On Oct 27, 2014, at 11:15 AM, Tod Olson wrote:

> There’s also something to be said for the Unix pipeline/filter model of processing. That way of breaking down a task into small steps, wiring little programs to filter the data for each step, building up the solution iteratively, essentially a form of function composition. Immedidately, you can do a lot of powerful one-off or scripting tasks right from the command line. More generally, it’s a very powerful model to have in your head, can transform your thinking.

I 100% agree.

If I were to try to teach "unix" to a group, I'd come up with some scenarios
where command like tools can actually help them, and show them how to automate
things that they'd have to do anyway. (or tried to do, and gave up on).

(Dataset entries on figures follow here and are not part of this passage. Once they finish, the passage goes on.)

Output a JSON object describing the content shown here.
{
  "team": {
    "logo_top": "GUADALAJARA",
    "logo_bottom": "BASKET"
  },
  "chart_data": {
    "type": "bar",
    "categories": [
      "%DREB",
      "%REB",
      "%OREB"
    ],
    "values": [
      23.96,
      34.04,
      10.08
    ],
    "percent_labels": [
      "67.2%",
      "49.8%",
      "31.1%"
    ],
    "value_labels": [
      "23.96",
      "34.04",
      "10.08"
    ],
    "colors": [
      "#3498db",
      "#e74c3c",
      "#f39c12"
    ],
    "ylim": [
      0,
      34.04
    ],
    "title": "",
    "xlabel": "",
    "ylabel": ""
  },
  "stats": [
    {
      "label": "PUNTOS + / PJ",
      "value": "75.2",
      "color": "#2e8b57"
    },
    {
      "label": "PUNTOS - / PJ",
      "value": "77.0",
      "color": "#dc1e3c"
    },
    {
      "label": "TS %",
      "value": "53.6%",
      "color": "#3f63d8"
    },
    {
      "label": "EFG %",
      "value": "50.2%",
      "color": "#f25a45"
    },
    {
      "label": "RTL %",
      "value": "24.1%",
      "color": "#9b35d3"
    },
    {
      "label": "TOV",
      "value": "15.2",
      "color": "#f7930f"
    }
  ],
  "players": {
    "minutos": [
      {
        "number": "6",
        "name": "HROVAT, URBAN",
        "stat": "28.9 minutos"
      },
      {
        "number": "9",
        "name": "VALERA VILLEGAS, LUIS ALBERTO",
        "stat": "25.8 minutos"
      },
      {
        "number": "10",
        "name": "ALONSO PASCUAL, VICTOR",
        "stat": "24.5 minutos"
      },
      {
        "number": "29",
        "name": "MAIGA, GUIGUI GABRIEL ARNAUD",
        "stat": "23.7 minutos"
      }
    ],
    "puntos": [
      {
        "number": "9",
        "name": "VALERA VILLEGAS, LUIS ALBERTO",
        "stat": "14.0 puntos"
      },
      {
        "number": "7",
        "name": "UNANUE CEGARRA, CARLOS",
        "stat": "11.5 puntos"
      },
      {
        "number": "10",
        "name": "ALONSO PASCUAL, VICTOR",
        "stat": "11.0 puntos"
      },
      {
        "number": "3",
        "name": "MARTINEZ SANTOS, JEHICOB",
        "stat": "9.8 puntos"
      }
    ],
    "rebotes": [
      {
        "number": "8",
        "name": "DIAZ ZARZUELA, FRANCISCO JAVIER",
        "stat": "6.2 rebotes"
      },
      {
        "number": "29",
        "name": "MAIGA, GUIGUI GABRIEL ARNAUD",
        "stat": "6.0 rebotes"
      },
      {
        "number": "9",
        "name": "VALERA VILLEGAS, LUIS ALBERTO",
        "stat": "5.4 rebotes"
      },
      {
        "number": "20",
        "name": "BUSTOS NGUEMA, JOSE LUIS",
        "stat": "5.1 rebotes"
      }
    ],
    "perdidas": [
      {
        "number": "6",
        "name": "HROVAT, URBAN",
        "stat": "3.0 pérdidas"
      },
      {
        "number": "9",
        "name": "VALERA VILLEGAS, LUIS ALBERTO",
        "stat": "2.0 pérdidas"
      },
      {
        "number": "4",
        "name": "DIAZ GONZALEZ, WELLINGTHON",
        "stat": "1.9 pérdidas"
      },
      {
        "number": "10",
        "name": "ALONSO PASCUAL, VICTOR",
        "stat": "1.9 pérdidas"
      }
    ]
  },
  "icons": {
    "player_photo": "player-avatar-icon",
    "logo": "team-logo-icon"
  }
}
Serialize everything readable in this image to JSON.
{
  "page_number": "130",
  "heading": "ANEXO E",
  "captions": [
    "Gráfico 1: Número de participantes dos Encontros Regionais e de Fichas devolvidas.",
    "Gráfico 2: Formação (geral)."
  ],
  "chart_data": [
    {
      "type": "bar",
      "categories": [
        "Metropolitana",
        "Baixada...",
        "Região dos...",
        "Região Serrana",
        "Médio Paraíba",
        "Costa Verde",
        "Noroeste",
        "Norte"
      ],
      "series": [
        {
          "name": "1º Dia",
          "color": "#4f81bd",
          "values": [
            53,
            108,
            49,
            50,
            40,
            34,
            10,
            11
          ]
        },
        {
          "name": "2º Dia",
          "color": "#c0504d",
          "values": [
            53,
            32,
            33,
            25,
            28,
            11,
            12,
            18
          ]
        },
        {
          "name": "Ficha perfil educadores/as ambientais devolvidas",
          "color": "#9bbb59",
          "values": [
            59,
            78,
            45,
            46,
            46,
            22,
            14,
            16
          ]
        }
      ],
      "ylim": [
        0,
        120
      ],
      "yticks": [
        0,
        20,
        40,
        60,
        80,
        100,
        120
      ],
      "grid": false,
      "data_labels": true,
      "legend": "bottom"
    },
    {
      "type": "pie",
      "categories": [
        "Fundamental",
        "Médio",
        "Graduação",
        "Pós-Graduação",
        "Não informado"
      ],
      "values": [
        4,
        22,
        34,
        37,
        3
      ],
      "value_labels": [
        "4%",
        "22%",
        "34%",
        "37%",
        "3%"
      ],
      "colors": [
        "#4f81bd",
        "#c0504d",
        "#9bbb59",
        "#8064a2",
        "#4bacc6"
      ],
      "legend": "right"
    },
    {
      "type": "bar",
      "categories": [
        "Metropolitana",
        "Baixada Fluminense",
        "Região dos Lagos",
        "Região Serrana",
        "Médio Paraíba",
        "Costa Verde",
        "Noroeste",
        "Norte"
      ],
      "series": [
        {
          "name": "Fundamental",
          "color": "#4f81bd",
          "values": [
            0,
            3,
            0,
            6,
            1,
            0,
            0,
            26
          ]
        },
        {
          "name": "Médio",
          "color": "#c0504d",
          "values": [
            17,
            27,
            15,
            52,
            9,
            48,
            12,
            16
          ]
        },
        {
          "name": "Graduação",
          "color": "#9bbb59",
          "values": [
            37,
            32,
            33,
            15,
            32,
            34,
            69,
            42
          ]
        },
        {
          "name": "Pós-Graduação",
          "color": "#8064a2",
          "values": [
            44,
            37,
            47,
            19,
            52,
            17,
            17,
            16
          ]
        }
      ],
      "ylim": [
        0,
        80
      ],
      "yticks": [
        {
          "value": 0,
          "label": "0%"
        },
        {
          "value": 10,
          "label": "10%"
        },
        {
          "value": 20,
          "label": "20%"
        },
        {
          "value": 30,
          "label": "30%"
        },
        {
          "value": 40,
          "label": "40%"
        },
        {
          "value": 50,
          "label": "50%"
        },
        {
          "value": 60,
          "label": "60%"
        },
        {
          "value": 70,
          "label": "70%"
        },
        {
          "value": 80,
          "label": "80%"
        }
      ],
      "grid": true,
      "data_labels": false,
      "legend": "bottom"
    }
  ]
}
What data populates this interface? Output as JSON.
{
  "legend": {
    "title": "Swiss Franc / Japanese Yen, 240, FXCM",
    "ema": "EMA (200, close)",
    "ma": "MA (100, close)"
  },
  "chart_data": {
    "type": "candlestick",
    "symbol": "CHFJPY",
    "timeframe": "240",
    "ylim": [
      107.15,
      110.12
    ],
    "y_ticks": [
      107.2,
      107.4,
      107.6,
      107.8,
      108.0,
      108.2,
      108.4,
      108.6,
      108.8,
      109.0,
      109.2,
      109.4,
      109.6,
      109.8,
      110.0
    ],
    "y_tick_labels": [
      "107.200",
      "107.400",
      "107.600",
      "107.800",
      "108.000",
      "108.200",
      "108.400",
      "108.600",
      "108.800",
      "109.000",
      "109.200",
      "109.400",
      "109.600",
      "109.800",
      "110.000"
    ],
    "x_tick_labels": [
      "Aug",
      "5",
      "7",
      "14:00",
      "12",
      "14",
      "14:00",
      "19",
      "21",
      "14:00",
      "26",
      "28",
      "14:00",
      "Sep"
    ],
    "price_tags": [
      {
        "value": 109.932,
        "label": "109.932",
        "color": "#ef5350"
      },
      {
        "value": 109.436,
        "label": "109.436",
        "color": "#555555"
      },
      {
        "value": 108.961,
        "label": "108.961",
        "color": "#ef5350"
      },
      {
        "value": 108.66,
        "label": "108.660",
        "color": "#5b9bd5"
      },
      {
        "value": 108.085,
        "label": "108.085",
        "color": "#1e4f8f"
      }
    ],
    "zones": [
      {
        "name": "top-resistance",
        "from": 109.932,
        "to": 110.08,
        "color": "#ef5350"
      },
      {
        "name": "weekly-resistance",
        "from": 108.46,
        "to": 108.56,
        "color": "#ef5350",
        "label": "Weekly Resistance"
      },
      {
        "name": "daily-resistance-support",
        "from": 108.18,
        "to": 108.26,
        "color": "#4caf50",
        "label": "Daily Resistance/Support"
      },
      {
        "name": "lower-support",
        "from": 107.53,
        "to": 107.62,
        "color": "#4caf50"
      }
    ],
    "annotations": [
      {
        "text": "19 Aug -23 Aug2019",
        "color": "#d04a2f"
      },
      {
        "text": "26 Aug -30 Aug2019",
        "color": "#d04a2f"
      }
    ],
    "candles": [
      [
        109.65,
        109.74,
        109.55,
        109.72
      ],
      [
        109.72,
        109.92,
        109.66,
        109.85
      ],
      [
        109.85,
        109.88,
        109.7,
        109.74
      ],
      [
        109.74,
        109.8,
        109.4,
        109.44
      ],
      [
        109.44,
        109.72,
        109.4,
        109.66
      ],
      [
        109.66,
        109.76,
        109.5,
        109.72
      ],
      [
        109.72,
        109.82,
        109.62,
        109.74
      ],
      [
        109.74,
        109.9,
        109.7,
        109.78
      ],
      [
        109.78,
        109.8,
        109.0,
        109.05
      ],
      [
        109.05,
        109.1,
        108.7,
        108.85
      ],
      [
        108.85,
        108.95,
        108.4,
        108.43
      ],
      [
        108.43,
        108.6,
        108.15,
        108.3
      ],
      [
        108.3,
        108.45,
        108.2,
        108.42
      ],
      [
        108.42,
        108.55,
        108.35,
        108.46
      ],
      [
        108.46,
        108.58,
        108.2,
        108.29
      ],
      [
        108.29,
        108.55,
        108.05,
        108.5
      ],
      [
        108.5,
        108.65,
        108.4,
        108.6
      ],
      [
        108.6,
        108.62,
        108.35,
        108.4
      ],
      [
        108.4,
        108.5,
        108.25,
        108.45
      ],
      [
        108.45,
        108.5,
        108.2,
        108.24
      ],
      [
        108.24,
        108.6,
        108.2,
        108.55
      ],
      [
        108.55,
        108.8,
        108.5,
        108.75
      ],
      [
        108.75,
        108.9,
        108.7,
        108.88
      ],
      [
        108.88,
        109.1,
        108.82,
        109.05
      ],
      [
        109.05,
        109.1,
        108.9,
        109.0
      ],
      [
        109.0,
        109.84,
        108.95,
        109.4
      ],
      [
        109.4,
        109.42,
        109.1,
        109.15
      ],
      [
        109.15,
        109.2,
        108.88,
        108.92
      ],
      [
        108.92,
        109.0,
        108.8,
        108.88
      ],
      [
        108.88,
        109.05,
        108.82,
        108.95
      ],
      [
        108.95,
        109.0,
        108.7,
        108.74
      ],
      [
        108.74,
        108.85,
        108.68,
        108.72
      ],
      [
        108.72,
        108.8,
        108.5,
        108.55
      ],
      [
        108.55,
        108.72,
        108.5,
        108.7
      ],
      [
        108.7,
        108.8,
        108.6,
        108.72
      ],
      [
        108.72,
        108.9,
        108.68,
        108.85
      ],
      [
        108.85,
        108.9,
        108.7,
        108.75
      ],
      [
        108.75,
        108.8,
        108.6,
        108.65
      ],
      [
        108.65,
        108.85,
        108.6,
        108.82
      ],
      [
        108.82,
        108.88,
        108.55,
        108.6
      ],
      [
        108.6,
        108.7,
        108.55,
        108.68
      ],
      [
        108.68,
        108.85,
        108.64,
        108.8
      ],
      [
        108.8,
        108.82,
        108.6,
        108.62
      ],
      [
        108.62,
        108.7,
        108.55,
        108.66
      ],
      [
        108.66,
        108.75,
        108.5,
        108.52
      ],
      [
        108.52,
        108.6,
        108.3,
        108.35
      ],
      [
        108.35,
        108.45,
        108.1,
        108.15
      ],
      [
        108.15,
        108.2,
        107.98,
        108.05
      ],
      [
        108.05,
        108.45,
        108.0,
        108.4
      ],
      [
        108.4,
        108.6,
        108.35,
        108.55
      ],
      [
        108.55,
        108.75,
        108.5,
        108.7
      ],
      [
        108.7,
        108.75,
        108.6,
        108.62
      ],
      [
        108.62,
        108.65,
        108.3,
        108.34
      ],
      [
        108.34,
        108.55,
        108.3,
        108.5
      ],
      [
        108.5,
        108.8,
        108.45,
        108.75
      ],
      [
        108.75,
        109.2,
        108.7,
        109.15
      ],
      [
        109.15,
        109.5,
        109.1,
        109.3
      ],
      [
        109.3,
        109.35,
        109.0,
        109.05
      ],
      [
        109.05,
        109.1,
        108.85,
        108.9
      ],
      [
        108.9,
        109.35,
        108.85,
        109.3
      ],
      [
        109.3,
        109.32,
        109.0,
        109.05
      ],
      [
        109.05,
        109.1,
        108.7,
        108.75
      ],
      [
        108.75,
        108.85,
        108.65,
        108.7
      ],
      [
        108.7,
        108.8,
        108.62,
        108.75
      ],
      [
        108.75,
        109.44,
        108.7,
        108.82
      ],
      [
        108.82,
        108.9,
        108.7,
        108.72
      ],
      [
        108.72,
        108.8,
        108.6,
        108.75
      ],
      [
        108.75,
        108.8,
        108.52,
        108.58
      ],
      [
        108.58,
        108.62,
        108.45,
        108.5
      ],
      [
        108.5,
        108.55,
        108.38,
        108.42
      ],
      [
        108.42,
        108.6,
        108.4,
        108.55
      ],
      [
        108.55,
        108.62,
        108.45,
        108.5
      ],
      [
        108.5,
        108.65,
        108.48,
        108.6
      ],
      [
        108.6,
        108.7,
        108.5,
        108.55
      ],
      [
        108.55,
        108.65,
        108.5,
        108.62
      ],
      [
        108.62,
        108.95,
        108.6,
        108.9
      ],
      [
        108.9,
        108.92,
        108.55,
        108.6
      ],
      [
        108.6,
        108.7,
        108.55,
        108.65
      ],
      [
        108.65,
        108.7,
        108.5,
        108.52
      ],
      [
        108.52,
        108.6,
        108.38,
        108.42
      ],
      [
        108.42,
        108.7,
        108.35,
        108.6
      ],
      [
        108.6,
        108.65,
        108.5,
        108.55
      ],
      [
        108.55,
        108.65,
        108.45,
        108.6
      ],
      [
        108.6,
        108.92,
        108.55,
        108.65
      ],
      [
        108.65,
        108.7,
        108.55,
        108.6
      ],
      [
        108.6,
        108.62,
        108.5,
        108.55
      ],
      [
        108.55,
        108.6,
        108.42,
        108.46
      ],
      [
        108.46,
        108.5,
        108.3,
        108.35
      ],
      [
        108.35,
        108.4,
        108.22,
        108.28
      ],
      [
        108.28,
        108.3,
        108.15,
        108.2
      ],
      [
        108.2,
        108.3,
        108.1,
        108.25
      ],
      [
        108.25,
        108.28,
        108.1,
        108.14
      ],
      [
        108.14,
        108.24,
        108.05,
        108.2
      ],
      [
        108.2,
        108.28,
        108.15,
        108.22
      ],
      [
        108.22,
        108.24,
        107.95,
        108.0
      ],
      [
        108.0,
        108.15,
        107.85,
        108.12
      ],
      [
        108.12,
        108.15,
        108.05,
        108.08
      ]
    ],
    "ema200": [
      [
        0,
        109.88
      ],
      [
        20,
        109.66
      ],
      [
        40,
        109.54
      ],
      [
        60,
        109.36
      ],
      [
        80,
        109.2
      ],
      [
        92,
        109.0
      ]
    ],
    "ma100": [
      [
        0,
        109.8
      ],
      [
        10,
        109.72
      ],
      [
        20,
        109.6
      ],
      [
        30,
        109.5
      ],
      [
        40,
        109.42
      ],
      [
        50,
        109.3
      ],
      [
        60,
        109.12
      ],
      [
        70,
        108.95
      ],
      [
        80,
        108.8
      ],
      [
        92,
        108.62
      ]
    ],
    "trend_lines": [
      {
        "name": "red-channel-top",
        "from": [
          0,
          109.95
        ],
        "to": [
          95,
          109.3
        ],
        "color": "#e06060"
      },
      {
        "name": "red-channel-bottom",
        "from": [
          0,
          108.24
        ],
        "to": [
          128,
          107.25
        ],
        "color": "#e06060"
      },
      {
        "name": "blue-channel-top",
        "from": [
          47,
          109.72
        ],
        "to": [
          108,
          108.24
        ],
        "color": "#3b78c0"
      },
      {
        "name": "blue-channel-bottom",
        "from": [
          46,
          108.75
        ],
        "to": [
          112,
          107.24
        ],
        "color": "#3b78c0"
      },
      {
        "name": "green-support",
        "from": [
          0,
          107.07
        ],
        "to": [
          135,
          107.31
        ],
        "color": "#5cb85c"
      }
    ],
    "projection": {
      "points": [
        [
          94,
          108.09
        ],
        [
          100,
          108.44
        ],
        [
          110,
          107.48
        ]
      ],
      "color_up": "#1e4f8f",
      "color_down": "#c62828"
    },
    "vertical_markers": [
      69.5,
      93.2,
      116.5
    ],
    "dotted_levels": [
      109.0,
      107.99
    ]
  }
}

For instance, if there's some sort of metric that they need, you can show
how simple `cut | sort | uniq | wc` can be used...

eg, if I have a 'common' or 'common+' webserver log file, I can get a quick
count of today's unique hosts via :

cut -d" " -f1 /var/log/httpd/access_log-2014.10.27 | sort | uniq | wc -l

If I wanted to see the top 10 hosts hitting us:

cut -d" " -f1 /var/log/httpd/access_log-2014.10.27 | sort | uniq -c | sort -rn | head -10

If you're lazy, and want to alias this so it didn't have to hard-code today's date:

cut -d" " -f1 `ls -1t /var/log/httpd/access_log* | head -1` | sort | uniq | wc -l

If your log files are rolled weekly, and we need to extract just today :
(note that it's easier if you're sure that something looking like today's date won't show up in requests)

If you just wanted a quick report of hits per day, and your log files aren't rolled and compressed:

cat `ls -1tr /var/log/httpd/access_log*` | cut -d\[ -f2 | cut -d: -f1 | uniq -c | more

(note that that last one isn't always clean ... the dates logged are when the request started, but they're logged when the script finishes, so sometimes you'll get something strange like:

12354 23/Oct/2014
3 24/Oct/2014
1 23/Oct/2014
14593 24/Oct/2014

... but if you try to use `sort`, and you cross months, it'll sort of alphabetical, not cronological)

You could probably dedicate another full day to sed & awk, if you wanted ... or teach them enough perl to be dangerous.

-Joe

* I've taken all of the Oracle DBA classes back in the 8i days (normally 4 weeks if taken as full-day classes), plus Oracle's data modeling and sql tuning classes (4-5 days each?)